Ahmed al-Ibrahim, 18, was another deportee who shared his story with Middle East Eye. He said he was arrested with 10 other young men from a youth hostel in the Turkish city of Konya in early July. The group was forced to sign voluntary return papers after being arrested.
“We were working in Turkey to help our families in Syria,” Ibrahim said. “We didn’t want to go back to Syria. We were afraid of the war and the militias there.”

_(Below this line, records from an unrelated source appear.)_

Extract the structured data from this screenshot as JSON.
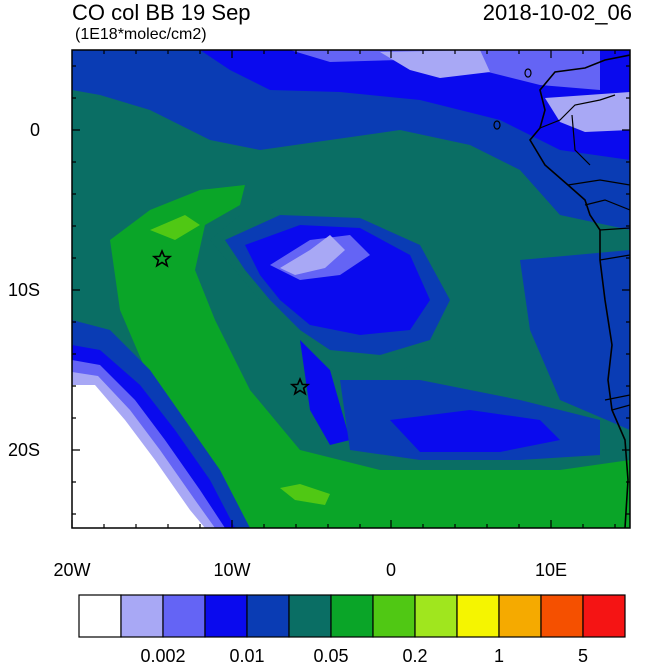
{
  "header": {
    "title_left": "CO col BB 19 Sep",
    "title_right": "2018-10-02_06",
    "subtitle": "(1E18*molec/cm2)"
  },
  "axes": {
    "lat_labels": [
      "0",
      "10S",
      "20S"
    ],
    "lon_labels": [
      "20W",
      "10W",
      "0",
      "10E"
    ]
  },
  "colorbar": {
    "colors": [
      "#ffffff",
      "#a8a8f5",
      "#6464f5",
      "#0a0aee",
      "#0a3cb4",
      "#0a6e64",
      "#0aa528",
      "#50c814",
      "#a0e61e",
      "#f5f500",
      "#f5aa00",
      "#f55000",
      "#f51414"
    ],
    "labels": [
      "0.002",
      "0.01",
      "0.05",
      "0.2",
      "1",
      "5"
    ]
  },
  "map": {
    "markers": [
      "star-marker",
      "star-marker"
    ],
    "colors": {
      "white_region": "#ffffff",
      "light_blue": "#a8a8f5",
      "medium_blue": "#6464f5",
      "blue": "#0a0aee",
      "dark_blue": "#0a3cb4",
      "teal": "#0a6e64",
      "green": "#0aa528",
      "light_green": "#50c814"
    }
  }
}
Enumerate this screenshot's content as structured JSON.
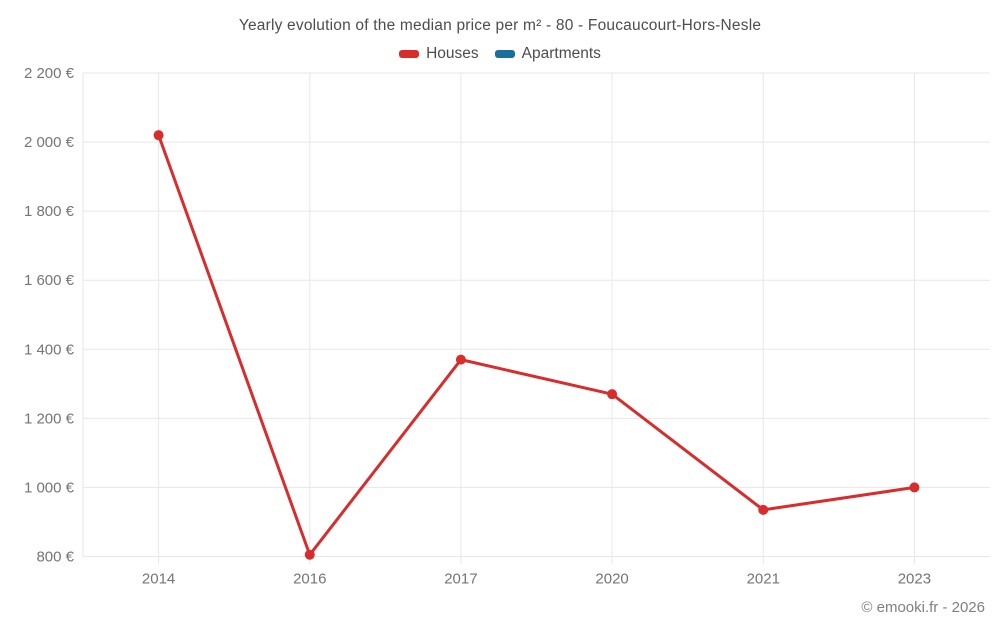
{
  "page": {
    "footer": "© emooki.fr - 2026"
  },
  "legend": {
    "items": [
      {
        "label": "Houses",
        "color": "#d72d2d"
      },
      {
        "label": "Apartments",
        "color": "#1a6f9c"
      }
    ]
  },
  "colors": {
    "grid": "#e7e7e7",
    "axis_text": "#757575",
    "title_text": "#4d4d4d",
    "background": "#ffffff",
    "houses": "#d72d2d",
    "apartments": "#1a6f9c"
  },
  "chart_data": {
    "type": "line",
    "title": "Yearly evolution of the median price per m² - 80 - Foucaucourt-Hors-Nesle",
    "categories": [
      "2014",
      "2016",
      "2017",
      "2020",
      "2021",
      "2023"
    ],
    "series": [
      {
        "name": "Houses",
        "color": "#d72d2d",
        "values": [
          2020,
          805,
          1370,
          1270,
          935,
          1000
        ]
      },
      {
        "name": "Apartments",
        "color": "#1a6f9c",
        "values": []
      }
    ],
    "xlabel": "",
    "ylabel": "",
    "ylim": [
      800,
      2200
    ],
    "y_ticks": [
      {
        "value": 800,
        "label": "800 €"
      },
      {
        "value": 1000,
        "label": "1 000 €"
      },
      {
        "value": 1200,
        "label": "1 200 €"
      },
      {
        "value": 1400,
        "label": "1 400 €"
      },
      {
        "value": 1600,
        "label": "1 600 €"
      },
      {
        "value": 1800,
        "label": "1 800 €"
      },
      {
        "value": 2000,
        "label": "2 000 €"
      },
      {
        "value": 2200,
        "label": "2 200 €"
      }
    ],
    "grid": true,
    "legend_position": "top",
    "marker_radius": 5,
    "line_width": 3
  }
}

The deportations come as Turkey faces increasing pressure from its own public and some European countries to reduce the number of refugees it hosts. Turkey is home to more than 3.6 million Syrian refugees, the largest refugee population in the world. The EU has provided billions of Euros in funding for humanitarian support and migration management to Turkey as part of a deal to curb irregular migration flows to Europe.
However, Turkey’s President Recep Tayyip Erdogan has repeatedly threatened to open the borders and allow refugees to head to Europe unless more support is given. He has also announced his intention to resettle one million refugees in northern Syria, in areas not controlled by the Syrian government, even though Syria remains unsafe for returning refugees.
Human Rights Watch said that Turkey’s deportation practices violate international law, which prohibits sending refugees back to places where they would face persecution, torture, or threats to their lives or freedom. The rights group urged Turkey to stop deporting refugees against their will and ensure that any returns are truly voluntary and informed.
“Turkey has generously hosted millions of Syrian refugees for years, but it cannot use them as bargaining chips or send them back to harm,” said Nadia Hardman, refugee and migrant rights researcher at Human Rights Watch. “Turkey should respect its international obligations and protect the rights and dignity of all refugees on its territory.”